Evaluation of sagittal alignment and range of motion of the cervical spine using multi-detector- row computed tomography in asymptomatic subjects.

Nagoya J Med Sci 2018 Nov;80(4):583-589

Department of Orthopedic Surgery, Chubu Rosai Hospital, Japan Labor Health and Welfare Organization, Nagoya, Japan.

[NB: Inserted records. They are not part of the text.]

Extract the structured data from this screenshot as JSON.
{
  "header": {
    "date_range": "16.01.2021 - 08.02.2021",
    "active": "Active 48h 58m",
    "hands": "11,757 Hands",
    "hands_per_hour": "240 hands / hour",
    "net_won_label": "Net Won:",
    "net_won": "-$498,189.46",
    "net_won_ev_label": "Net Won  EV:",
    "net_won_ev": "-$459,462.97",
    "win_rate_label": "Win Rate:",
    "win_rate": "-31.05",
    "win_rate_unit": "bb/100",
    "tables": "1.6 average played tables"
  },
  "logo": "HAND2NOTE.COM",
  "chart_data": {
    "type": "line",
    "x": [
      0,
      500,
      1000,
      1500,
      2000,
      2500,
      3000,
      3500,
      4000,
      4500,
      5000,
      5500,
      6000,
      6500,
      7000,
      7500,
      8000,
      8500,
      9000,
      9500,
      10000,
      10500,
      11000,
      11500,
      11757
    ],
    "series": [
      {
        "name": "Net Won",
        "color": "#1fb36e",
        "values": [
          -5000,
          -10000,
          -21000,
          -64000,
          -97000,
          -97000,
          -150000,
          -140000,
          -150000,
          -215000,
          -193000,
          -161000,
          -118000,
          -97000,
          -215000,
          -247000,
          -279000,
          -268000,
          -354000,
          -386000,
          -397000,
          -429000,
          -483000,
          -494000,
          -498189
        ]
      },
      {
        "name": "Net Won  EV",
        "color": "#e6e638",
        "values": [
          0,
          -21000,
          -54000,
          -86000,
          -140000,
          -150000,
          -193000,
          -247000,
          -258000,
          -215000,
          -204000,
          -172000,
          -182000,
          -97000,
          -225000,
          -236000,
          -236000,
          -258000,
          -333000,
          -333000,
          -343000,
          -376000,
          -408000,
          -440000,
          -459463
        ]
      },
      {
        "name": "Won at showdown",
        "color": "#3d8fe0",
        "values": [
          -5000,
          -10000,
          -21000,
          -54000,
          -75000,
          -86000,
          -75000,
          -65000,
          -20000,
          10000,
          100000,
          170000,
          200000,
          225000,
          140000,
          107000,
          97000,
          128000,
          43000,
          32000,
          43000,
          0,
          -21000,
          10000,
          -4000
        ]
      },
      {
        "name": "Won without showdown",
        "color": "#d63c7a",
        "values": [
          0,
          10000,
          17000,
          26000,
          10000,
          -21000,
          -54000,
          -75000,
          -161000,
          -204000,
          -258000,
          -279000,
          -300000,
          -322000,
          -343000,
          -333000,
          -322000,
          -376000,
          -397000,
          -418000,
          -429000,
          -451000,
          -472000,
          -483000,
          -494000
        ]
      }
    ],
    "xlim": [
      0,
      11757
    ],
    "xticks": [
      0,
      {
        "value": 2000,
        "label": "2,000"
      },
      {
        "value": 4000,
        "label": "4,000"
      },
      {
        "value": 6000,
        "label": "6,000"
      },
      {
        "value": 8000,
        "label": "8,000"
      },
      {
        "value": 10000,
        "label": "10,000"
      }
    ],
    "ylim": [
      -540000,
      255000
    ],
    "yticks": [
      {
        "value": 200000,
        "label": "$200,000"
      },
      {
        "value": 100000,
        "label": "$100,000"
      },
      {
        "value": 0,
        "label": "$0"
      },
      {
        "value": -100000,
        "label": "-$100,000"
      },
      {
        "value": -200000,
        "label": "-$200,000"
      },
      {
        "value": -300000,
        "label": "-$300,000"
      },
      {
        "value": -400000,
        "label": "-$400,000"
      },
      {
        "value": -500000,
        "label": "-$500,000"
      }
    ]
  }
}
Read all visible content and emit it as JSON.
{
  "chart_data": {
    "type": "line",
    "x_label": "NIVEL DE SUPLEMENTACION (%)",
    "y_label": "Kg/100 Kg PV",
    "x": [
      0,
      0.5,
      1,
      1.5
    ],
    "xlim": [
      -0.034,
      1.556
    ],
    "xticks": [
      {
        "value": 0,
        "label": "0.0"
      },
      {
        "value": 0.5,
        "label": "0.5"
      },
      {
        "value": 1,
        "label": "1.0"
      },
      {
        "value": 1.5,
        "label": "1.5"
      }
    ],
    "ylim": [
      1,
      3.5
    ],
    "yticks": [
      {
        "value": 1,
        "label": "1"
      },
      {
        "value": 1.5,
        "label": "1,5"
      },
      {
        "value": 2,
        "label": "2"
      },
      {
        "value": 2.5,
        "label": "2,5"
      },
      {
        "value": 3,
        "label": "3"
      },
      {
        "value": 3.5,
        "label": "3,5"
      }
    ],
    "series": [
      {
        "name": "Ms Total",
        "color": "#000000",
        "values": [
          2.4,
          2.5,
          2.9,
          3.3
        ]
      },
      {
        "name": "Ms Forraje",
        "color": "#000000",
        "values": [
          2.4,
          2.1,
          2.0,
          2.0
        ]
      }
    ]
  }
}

To evaluate the sagittal alignment and range of motion (ROM) of the cervical spine during cervical flexion and extension ,using multi-detector-row-computed tomography (MDCT) in asymptomatic subjects.Understanding the normal alignment and range of motion of the cervical spine is very important while evaluating patients with cervical spine instability and abnormal alignment. Several reports using plain radiographic data have assessed the alignment and ROM of the cervical spine during flexion and extension. However, there has been no such report using MDCT. Ninety-eight subjects who did not have cervical spine-related symptoms were enrolled. After myelography, all subjects underwent cervical MDCT in cervical flexion and extension. Sagittal alignment and ROM between C2 and C7 were measured.The sagittal alignment between C2 and C7 was -11.7°±8.3° (mean ± standard deviation) in flexion and 26.5°± 12.9° in extension. The C5/6 level showed maximum kyphosis in flexion. The C6/C7 level demonstrated maximum lordosis in extension. ROM between C2 and C7 was 37.9°±11.2°. The C2/3 level showed the lowest ROM and the C5/C6 level showed the highest ROM among the intervertebral levels evaluated.The sagittal alignment and ROM of the cervical spine during flexion and extension in asymptomatic subjects were measured using MDCT. Each level between C2 and C7 could be evaluated in detail without any influence due to degenerative changes in the spine or soft tissues of the shoulder. MDCT generated a more precise understanding of the dynamic changes at each evaluated intervertebral level in the cervical spine. : Level II.